The past two and a half years would have been much worse for Apple if it weren’t for the services division. This includes revenue from advertising, the App Store, cloud services and digital content such as Apple TV and Apple Music. Unlike hardware revenues, which fluctuate, Services has more of a subscription model feel, which is great for balancing the more cyclical side of the business.

But is that enough to justify purchasing the shares?

The numbers don’t add up for the shares

Premium companies trade for premium valuations. Some companies have such high execution that investors are willing to pay for it. Apple has been in this position for a while, but I’d like to challenge that idea.

Revenue growth has been poor, and while earnings growth has somewhat kept pace with the overall market, it is still struggling to deliver double-digit increases.

AAPL EPS Basic chart (quarterly annualized growth).AAPL EPS Basic chart (quarterly annualized growth).

AAPL EPS Basic chart (quarterly annualized growth).

As Apple approaches three years of uninspiring results, I’m convinced it doesn’t deserve its premium.

AAPL PE Ratio ChartAAPL PE Ratio Chart

AAPL PE Ratio Chart

At 32 times forward earnings estimates and 33 times trailing earnings, the stock is as expensive as it was at the beginning of 2021. At the time, sales were up 50%, while profits doubled year over year. Apple was worth the premium investors paid at the time, but today’s Apple is not.
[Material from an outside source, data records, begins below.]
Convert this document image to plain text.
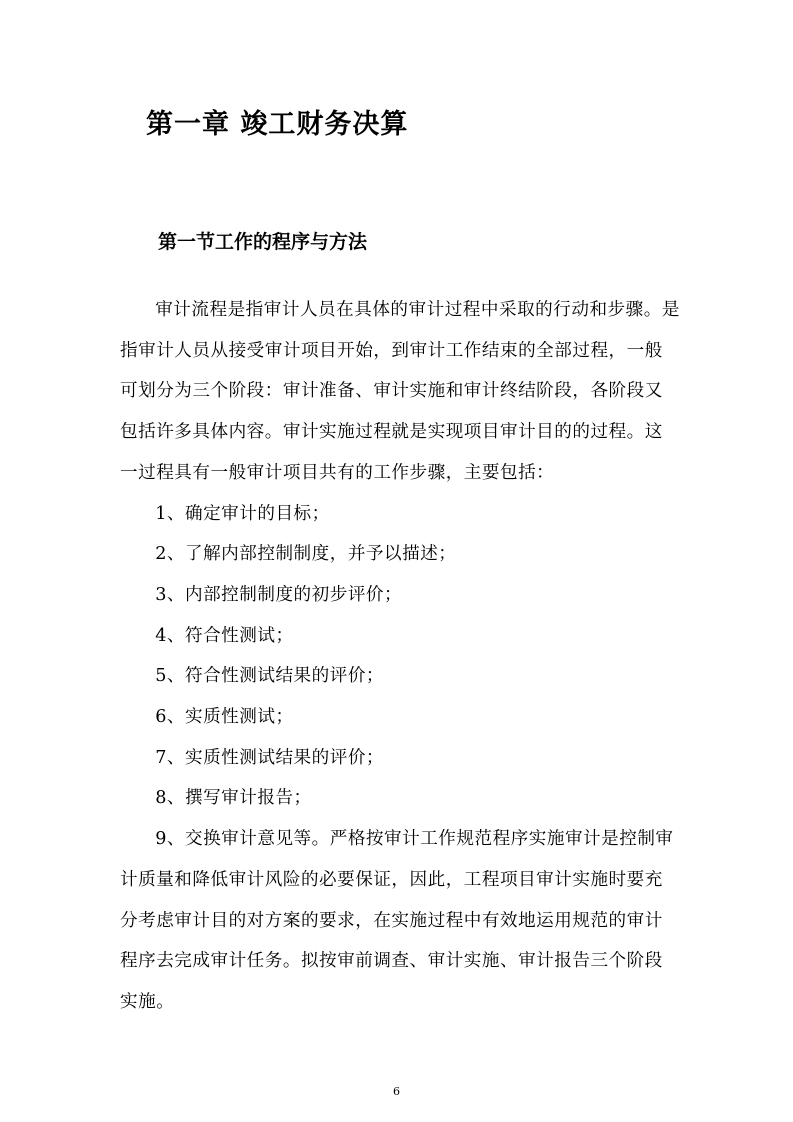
第一章 竣工财务决算
第一节工作的程序与方法

审计流程是指审计人员在具体的审计过程中采取的行动和步骤。是指审计人员从接受审计项目开始，到审计工作结束的全部过程，一般可划分为三个阶段：审计准备、审计实施和审计终结阶段，各阶段又包括许多具体内容。审计实施过程就是实现项目审计目的的过程。这一过程具有一般审计项目共有的工作步骤，主要包括：

1、确定审计的目标；
2、了解内部控制制度，并予以描述；
3、内部控制制度的初步评价；
4、符合性测试；
5、符合性测试结果的评价；
6、实质性测试；
7、实质性测试结果的评价；
8、撰写审计报告；

9、交换审计意见等。严格按审计工作规范程序实施审计是控制审计质量和降低审计风险的必要保证，因此，工程项目审计实施时要充分考虑审计目的对方案的要求，在实施过程中有效地运用规范的审计程序去完成审计任务。拟按审前调查、审计实施、审计报告三个阶段实施。

6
The investors are latching on to the idea that Apple Intelligence, the company’s generative AI product, will be a must-have and ensure consumers upgrade to the latest iPhone. Since this feature can only be done on the latest generation of phones, it could trigger an upgrade wave. But that’s not guaranteed and, barring a one-time wave of demand, wouldn’t mean much for the stock.
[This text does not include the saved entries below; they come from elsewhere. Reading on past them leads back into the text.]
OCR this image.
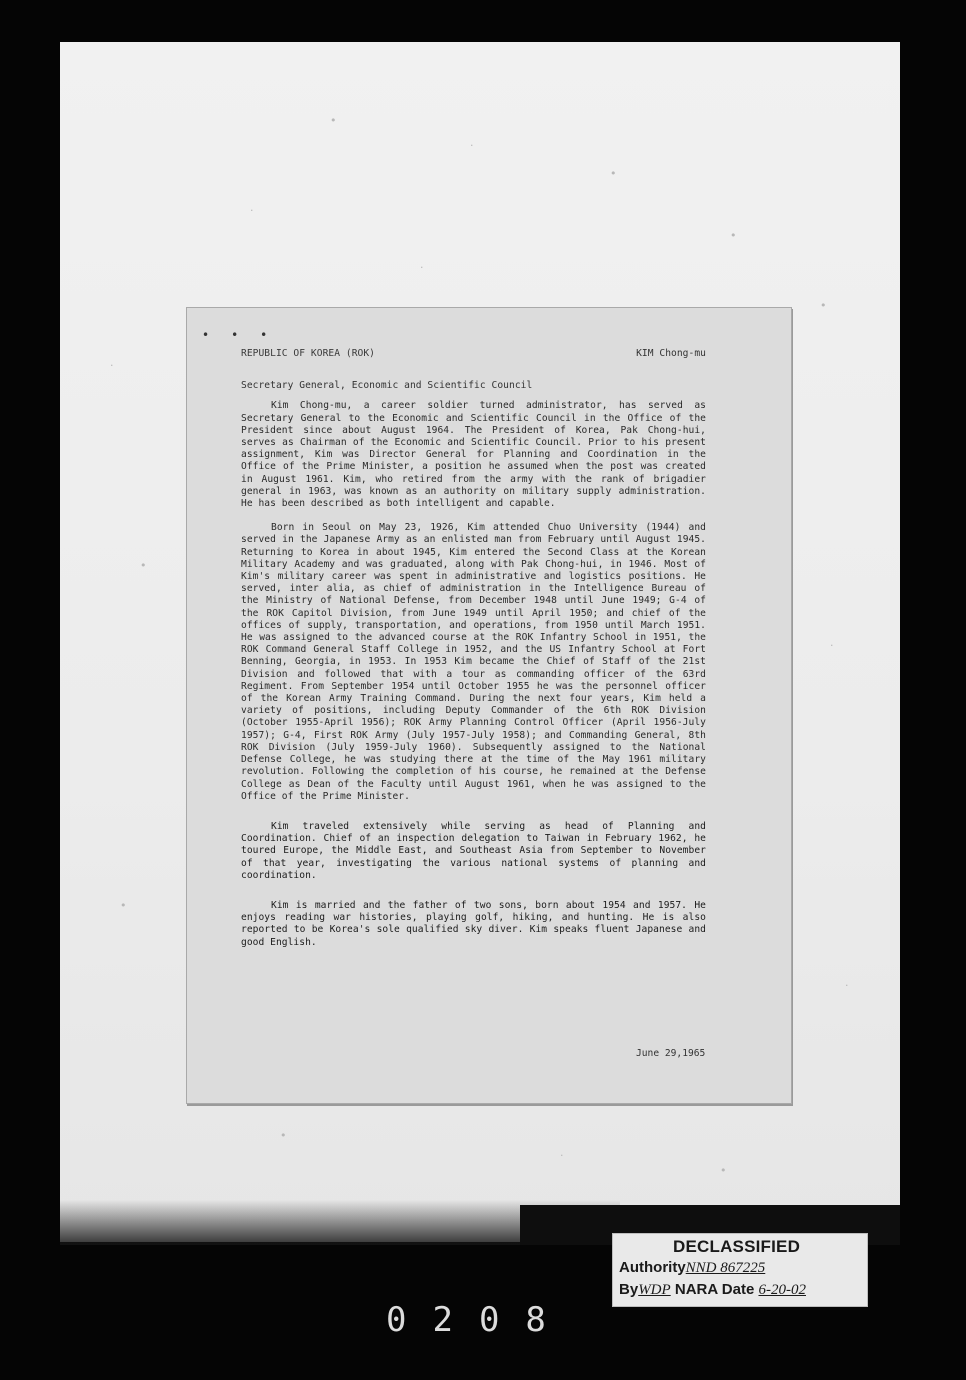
•
·
•
·
•
·
•
·
•
·
•
·
•
·
•
•••
REPUBLIC OF KOREA (ROK)	KIM Chong-mu
Secretary General, Economic and Scientific Council

Kim Chong-mu, a career soldier turned administrator, has served as Secretary General to the Economic and Scientific Council in the Office of the President since about August 1964. The President of Korea, Pak Chong-hui, serves as Chairman of the Economic and Scientific Council. Prior to his present assignment, Kim was Director General for Planning and Coordination in the Office of the Prime Minister, a position he assumed when the post was created in August 1961. Kim, who retired from the army with the rank of brigadier general in 1963, was known as an authority on military supply administration. He has been described as both intelligent and capable.

Born in Seoul on May 23, 1926, Kim attended Chuo University (1944) and served in the Japanese Army as an enlisted man from February until August 1945. Returning to Korea in about 1945, Kim entered the Second Class at the Korean Military Academy and was graduated, along with Pak Chong-hui, in 1946. Most of Kim's military career was spent in administrative and logistics positions. He served, inter alia, as chief of administration in the Intelligence Bureau of the Ministry of National Defense, from December 1948 until June 1949; G-4 of the ROK Capitol Division, from June 1949 until April 1950; and chief of the offices of supply, transportation, and operations, from 1950 until March 1951. He was assigned to the advanced course at the ROK Infantry School in 1951, the ROK Command General Staff College in 1952, and the US Infantry School at Fort Benning, Georgia, in 1953. In 1953 Kim became the Chief of Staff of the 21st Division and followed that with a tour as commanding officer of the 63rd Regiment. From September 1954 until October 1955 he was the personnel officer of the Korean Army Training Command. During the next four years, Kim held a variety of positions, including Deputy Commander of the 6th ROK Division (October 1955-April 1956); ROK Army Planning Control Officer (April 1956-July 1957); G-4, First ROK Army (July 1957-July 1958); and Commanding General, 8th ROK Division (July 1959-July 1960). Subsequently assigned to the National Defense College, he was studying there at the time of the May 1961 military revolution. Following the completion of his course, he remained at the Defense College as Dean of the Faculty until August 1961, when he was assigned to the Office of the Prime Minister.

Kim traveled extensively while serving as head of Planning and Coordination. Chief of an inspection delegation to Taiwan in February 1962, he toured Europe, the Middle East, and Southeast Asia from September to November of that year, investigating the various national systems of planning and coordination.

Kim is married and the father of two sons, born about 1954 and 1957. He enjoys reading war histories, playing golf, hiking, and hunting. He is also reported to be Korea's sole qualified sky diver. Kim speaks fluent Japanese and good English.

June 29,1965
DECLASSIFIED
AuthorityNND 867225
ByWDP NARA Date 6-20-02
0208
There are much better technology investments. Microsoft trades at almost the same valuation, yet has consistently delivered double-digit revenue and profit growth. Or you could watch Metaplatforms, which is cheaper and growing incredibly quickly (raising sales by 22% in the second quarter and profits by 75%).

Apple is simply too expensive and doesn’t perform as well as it needs to to justify its valuation. At these prices there are far too many better companies to invest in, I think investors should put their money there.